Minas Gerais como líder em sustentabilidade

A comitiva de Minas chega a Londres reforçando seu papel como uma das principais vozes subnacionais da América Latina em questões climáticas. O Estado possui programas como o Plano Estadual de Ação Climática (Plac-MG) e a plataforma MRV Climático, além de ações voltadas para a redução de emissões de metano e estratégias de adaptação às mudanças climáticas.

Agenda focada na redução de emissões

Durante o evento, o governador participou de uma mesa-redonda dedicada à redução de poluentes climáticos, com foco no metano. Este encontro, promovido pela Coalizão de Ação Subnacional contra o Metano, abordou a necessidade de ações específicas para os setores agropecuário e de resíduos, visando aumentar a produtividade e fortalecer práticas de agricultura sustentável.

Desafios e soluções para o metano

Simões destacou as particularidades enfrentadas em Minas Gerais, onde a produção de metano está ligada principalmente a pequenas propriedades rurais. O governador mencionou que, apesar das dificuldades, já há progresso na redução de metano em outras áreas, como na criação de suínos e aves, além do uso crescente de biogás.
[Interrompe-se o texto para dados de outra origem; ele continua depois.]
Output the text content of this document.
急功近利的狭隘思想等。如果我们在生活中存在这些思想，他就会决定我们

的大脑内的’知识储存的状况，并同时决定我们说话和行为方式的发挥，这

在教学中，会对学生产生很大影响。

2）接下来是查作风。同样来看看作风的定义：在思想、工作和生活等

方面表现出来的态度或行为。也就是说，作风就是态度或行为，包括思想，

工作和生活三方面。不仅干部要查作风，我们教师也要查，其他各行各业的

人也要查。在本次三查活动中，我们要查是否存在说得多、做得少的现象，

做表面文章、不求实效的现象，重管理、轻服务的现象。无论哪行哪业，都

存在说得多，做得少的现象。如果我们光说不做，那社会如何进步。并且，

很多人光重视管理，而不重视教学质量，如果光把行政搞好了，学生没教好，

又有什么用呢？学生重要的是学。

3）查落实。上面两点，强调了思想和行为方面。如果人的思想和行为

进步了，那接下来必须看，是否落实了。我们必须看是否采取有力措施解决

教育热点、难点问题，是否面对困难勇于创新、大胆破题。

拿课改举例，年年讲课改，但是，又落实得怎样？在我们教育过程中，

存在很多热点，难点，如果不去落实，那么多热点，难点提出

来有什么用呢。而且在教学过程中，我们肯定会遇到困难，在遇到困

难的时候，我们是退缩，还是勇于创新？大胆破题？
Diálogo sobre financiamento climático

A delegação também participou de um diálogo sobre financiamento climático, onde foram discutidos mecanismos para facilitar o acesso a recursos financeiros para soluções regionais. Esse diálogo é crucial para garantir que Minas Gerais possa implementar suas ambições climáticas de forma eficaz.

Cooperação internacional com a França

Ao final do dia, o governador Simões se reuniu com Valérie Pécresse, presidente da Região Île-de-France, para discutir possibilidades de cooperação em áreas como mobilidade sustentável e inovação. Essa aproximação vem em um momento em que as regiões assumem um papel fundamental na implementação de políticas climáticas globais.